By Frank Rosenkranz

As fossil fuels are becoming more scarce and expensive, the eyes of the world turn to renewable energy. Carbon-free technologies such as Photovoltaic (PV) power installations are booming. This translates into tougher requirements for PV components: While low efficiency or panel failure might be a nuisance with small domestic installations, they are simply unacceptable in large-scale power generation. With this in mind, reliability, electric efficiency, high quality standards based on automated production, product traceability, global logistics and local field service are more important than ever.

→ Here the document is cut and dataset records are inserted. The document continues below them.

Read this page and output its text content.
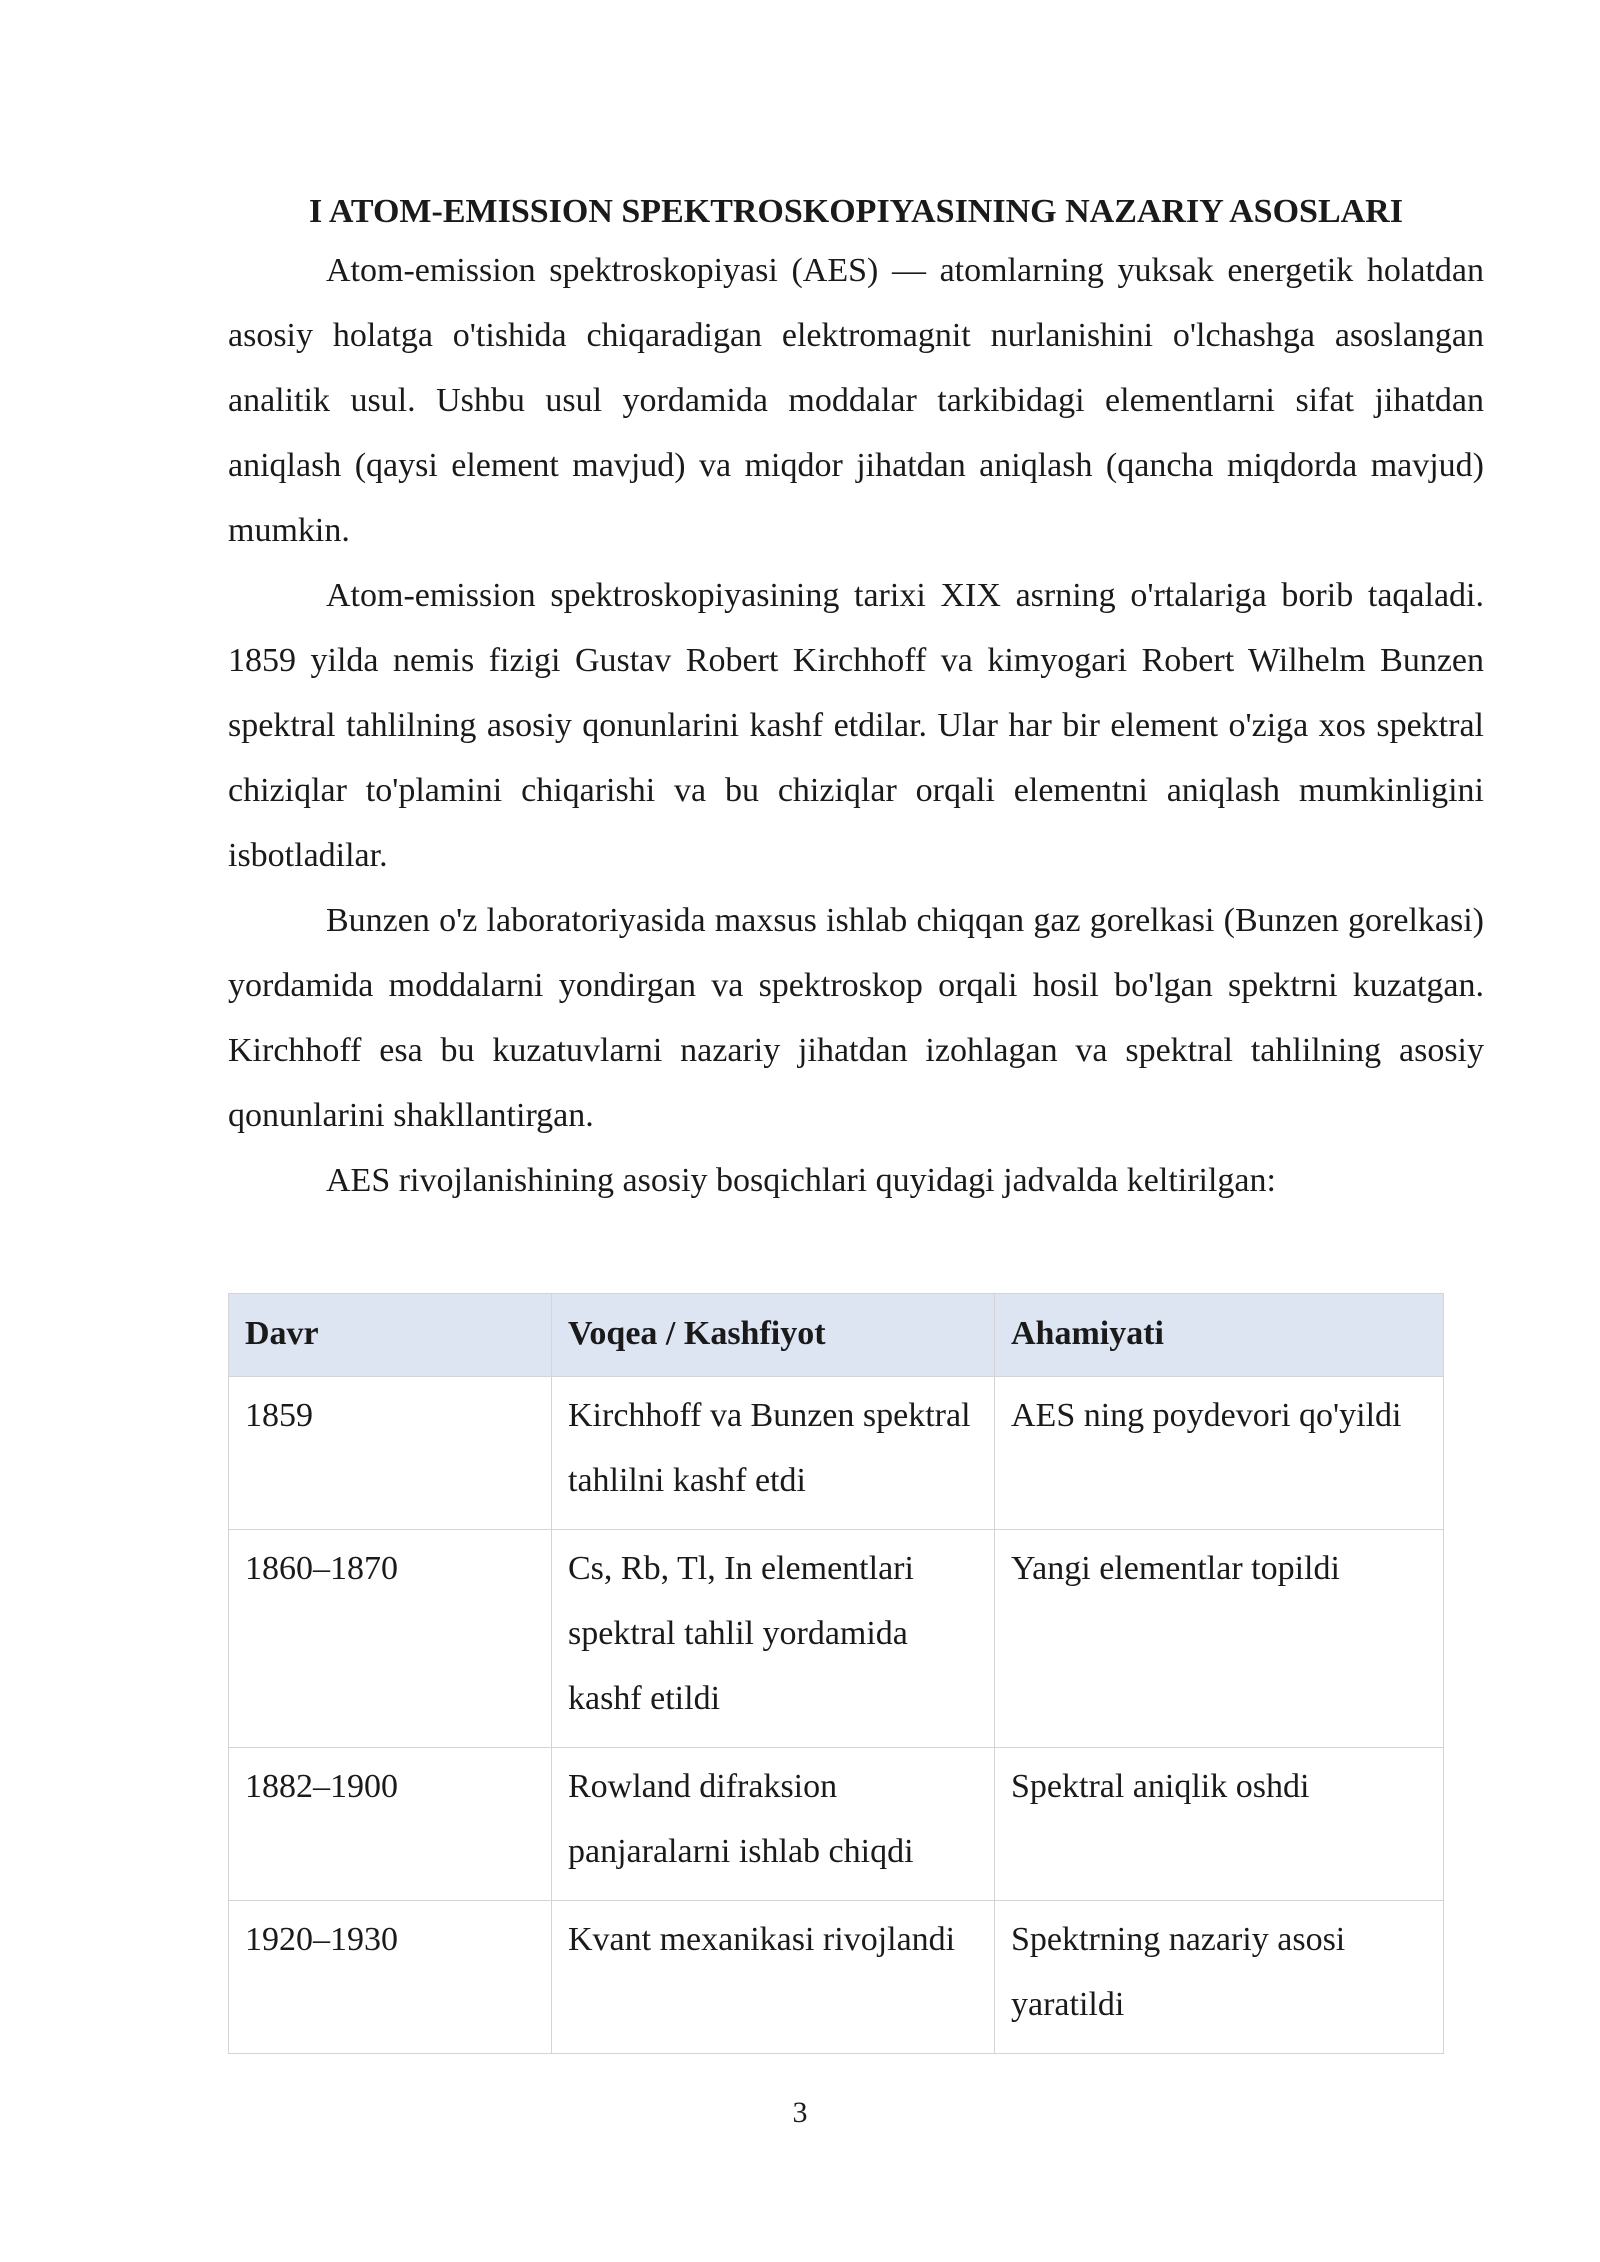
I ATOM-EMISSION SPEKTROSKOPIYASINING NAZARIY ASOSLARI

Atom-emission spektroskopiyasi (AES) — atomlarning yuksak energetik holatdan asosiy holatga o'tishida chiqaradigan elektromagnit nurlanishini o'lchashga asoslangan analitik usul. Ushbu usul yordamida moddalar tarkibidagi elementlarni sifat jihatdan aniqlash (qaysi element mavjud) va miqdor jihatdan aniqlash (qancha miqdorda mavjud) mumkin.

Atom-emission spektroskopiyasining tarixi XIX asrning o'rtalariga borib taqaladi. 1859 yilda nemis fizigi Gustav Robert Kirchhoff va kimyogari Robert Wilhelm Bunzen spektral tahlilning asosiy qonunlarini kashf etdilar. Ular har bir element o'ziga xos spektral chiziqlar to'plamini chiqarishi va bu chiziqlar orqali elementni aniqlash mumkinligini isbotladilar.

Bunzen o'z laboratoriyasida maxsus ishlab chiqqan gaz gorelkasi (Bunzen gorelkasi) yordamida moddalarni yondirgan va spektroskop orqali hosil bo'lgan spektrni kuzatgan. Kirchhoff esa bu kuzatuvlarni nazariy jihatdan izohlagan va spektral tahlilning asosiy qonunlarini shakllantirgan.

AES rivojlanishining asosiy bosqichlari quyidagi jadvalda keltirilgan:

Davr	Voqea / Kashfiyot	Ahamiyati
1859	Kirchhoff va Bunzen spektral tahlilni kashf etdi	AES ning poydevori qo'yildi
1860–1870	Cs, Rb, Tl, In elementlari spektral tahlil yordamida kashf etildi	Yangi elementlar topildi
1882–1900	Rowland difraksion panjaralarni ishlab chiqdi	Spektral aniqlik oshdi
1920–1930	Kvant mexanikasi rivojlandi	Spektrning nazariy asosi yaratildi
3
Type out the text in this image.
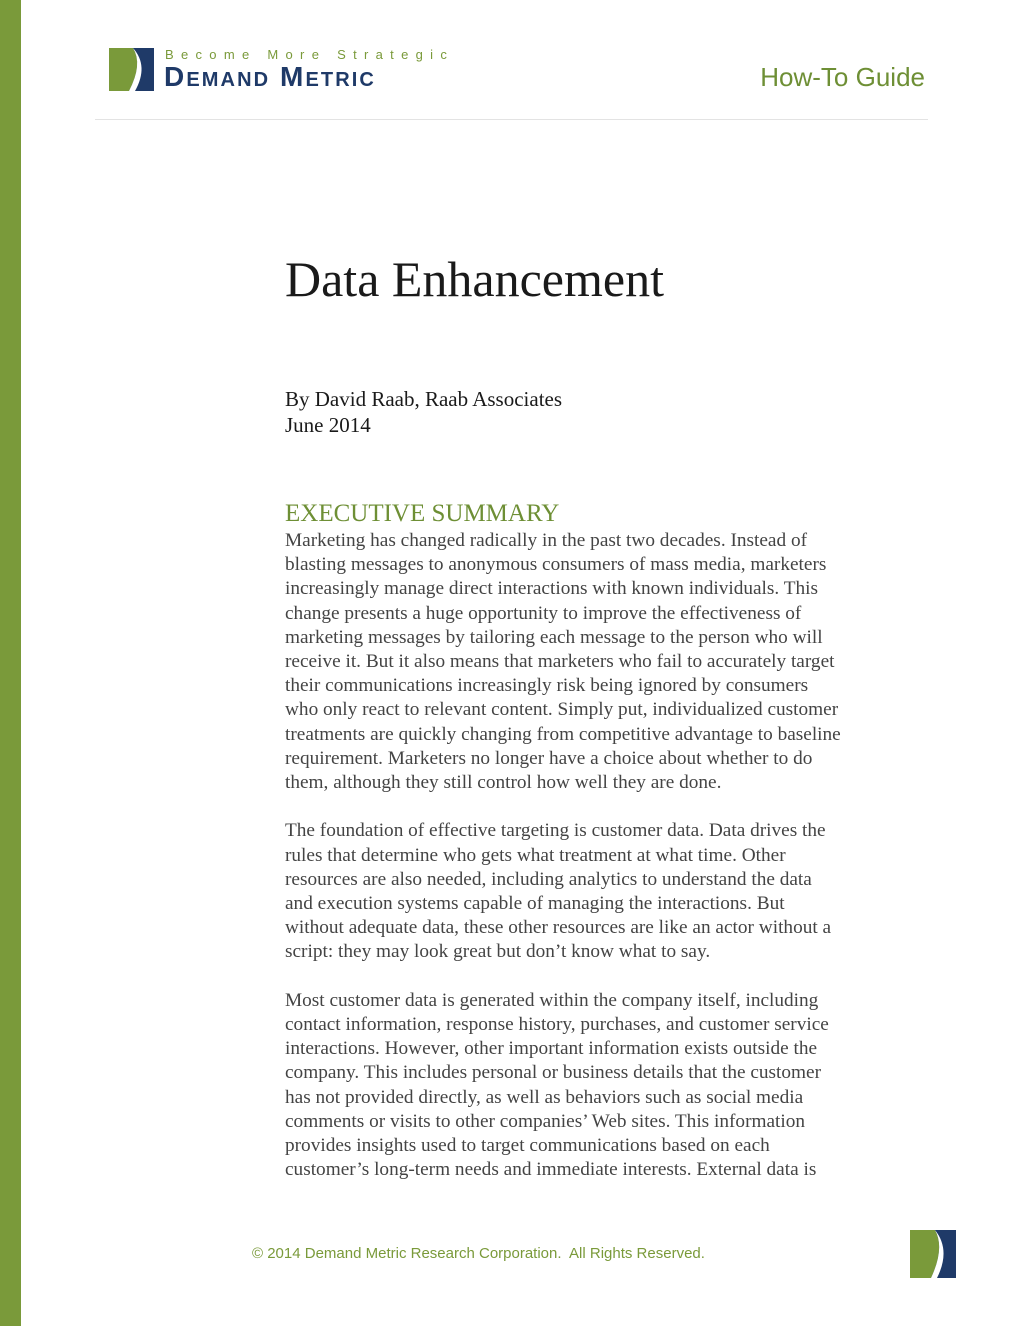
Become More Strategic
Demand Metric	How-To Guide
Data Enhancement
By David Raab, Raab Associates
June 2014
EXECUTIVE SUMMARY

Marketing has changed radically in the past two decades. Instead of
blasting messages to anonymous consumers of mass media, marketers
increasingly manage direct interactions with known individuals. This
change presents a huge opportunity to improve the effectiveness of
marketing messages by tailoring each message to the person who will
receive it. But it also means that marketers who fail to accurately target
their communications increasingly risk being ignored by consumers
who only react to relevant content. Simply put, individualized customer
treatments are quickly changing from competitive advantage to baseline
requirement. Marketers no longer have a choice about whether to do
them, although they still control how well they are done.

The foundation of effective targeting is customer data. Data drives the
rules that determine who gets what treatment at what time. Other
resources are also needed, including analytics to understand the data
and execution systems capable of managing the interactions. But
without adequate data, these other resources are like an actor without a
script: they may look great but don’t know what to say.

Most customer data is generated within the company itself, including
contact information, response history, purchases, and customer service
interactions. However, other important information exists outside the
company. This includes personal or business details that the customer
has not provided directly, as well as behaviors such as social media
comments or visits to other companies’ Web sites. This information
provides insights used to target communications based on each
customer’s long-term needs and immediate interests. External data is

© 2014 Demand Metric Research Corporation.  All Rights Reserved.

At the same time PV technology is still developing. Meanwhile thin-film PV panels offer an attractive way of converting solar light into electricity. The downside of thin-film panels is their lower level of efficiency when compared to crystalline silicon panels. Thin-film panels range from 6% to 12% efficiency, while most crystalline panels yield an average of 15% efficiency. As a result, it is imperative to prevent any deterioration in efficiency during operation. This was the starting point for Tyco Electronics’ second generation PV interconnection system, which has been in development for a decade.

Attention to Detail

Pioneering solar panel installations were often equipped with connector and cable solutions taken from other field applications. While this offered an initially practical solution for the early days, the specific operating conditions of PV installations presented a unique set of challenges. Solar connectors are exposed to harsh environmental influences. Over an expected panel lifetime of 25 plus years they must withstand temperature extremes from -20 up to 80. Such wide and cyclical temperature changes cause relative movement between the connector pin and socket, which results in fretting corrosion. If the connector pins are made from tin--ass is sometimes the case--the development of a tin dioxide layer (SnO2) increases contact resistance--negatively impacting panel efficiency and frequently resulting in total panel failure.

In fact, the requirements of solar panel interconnection are so specific that the Tyco Electronics PV research and development staff initially drew a blank when they first searched the corporation--nearly 500,000-strong product base looking for a suitable product solution. The closest the experts could come to a solution fit for PV was a single-pole automotive connector. Unfortunately, this connector was designed for a wire gauge of just 0.75 mm2, was fitted with a cable featuring only single insulation and was designed for low amp levels. By contrast, PV panels require up to 6 mm2 cable wire gauge and double insulation to cope with up to 25 amps of current and hostile ambient conditions. The cable required for a PV application proved much too voluminous to be fitted to the automotive connector’s terminal. Add to that the flat profile of the solar module cable-out and there was no match available from the company’s existing product line-up at that time. Tyco Electronics engineers decided they needed to draw on their expertise and experience to design a new product to address these challenges.

The results of their effort are reflected in the PV-specific SOLARLOK interconnection system’s details. Instead of using tin contacts, the IP 67 connector range is equipped with silver-coated contacts. Silver oxide (Ag2O) that results from fretting corrosion is an electric conductor--unlike tin dioxide, which increases contact resistance.

Junction box designed for mounting on the rear of a crystalline PV module

Open System Architecture

As the complete PV array interconnection system, as shown in Figure 1, is exposed to harsh environmental conditions, there is little point in optimizing single components. If a solar power station’s initial efficiency level is to be maintained over its entire lifetime, a consistent high-performance interconnection system like the SOLARLOK interconnection system is needed. It comprises:

● A scalable junction box platform with 2 to 6 rails and blocking diodes for serial or parallel interconnection of crystalline and thin-film PV panels;

● Cable couplers (male and female);

● T-branch connectors;

● DC-AC inverter receptacles;

● IEC 60228 Class 5 cable (flexible stranded tin-plated copper), certified by the UL (Underwriters Laboratories) and the German Technical Control Board, TV;

● Main switch with 60 A current carrying capacity and integrated over-voltage protection to separate the complete PV array from the inverter; and,

● Application tooling.

The complete system is designed for fast installation during panel production, with set-up performed on-site. Polarity-keyed housings, fully shrouded contacts, reliable high cycle life, and squeeze to release connections are the result of vast connector technology expertise and a tradition of compliance with strict industry standards. Leading German panel manufacturers, for instance, use the SOLARLOK interconnection system as preferred technology because it was specifically developed for PV applications. During component development, intense validation work was carried out at the Tyco Electronics testing facilities at Bensheim, Germany, to measure component performance--including performance under extreme climatic conditions.

Crimping Versus Soldered Joints

Highly refined crimping technology is an important pillar of long-term reliability. Through its global application tooling division Tyco Electronics provides tools to ensure the formation of cold-welded microjunctions during crimping. The contact used in SOLARLOK connectors originates from a proven design for industrial machinery--but has been modified to suit another complex requirement: while the front of the socket contact has to show sufficient tension, the rear must be soft enough to avoid crack formation during crimping. Tooling and crimp design are closely interdependent areas of expertise--ensuring that the integrity of crimping joints is at the level of a perfect solder joint, but without the need to X-ray each individual joint.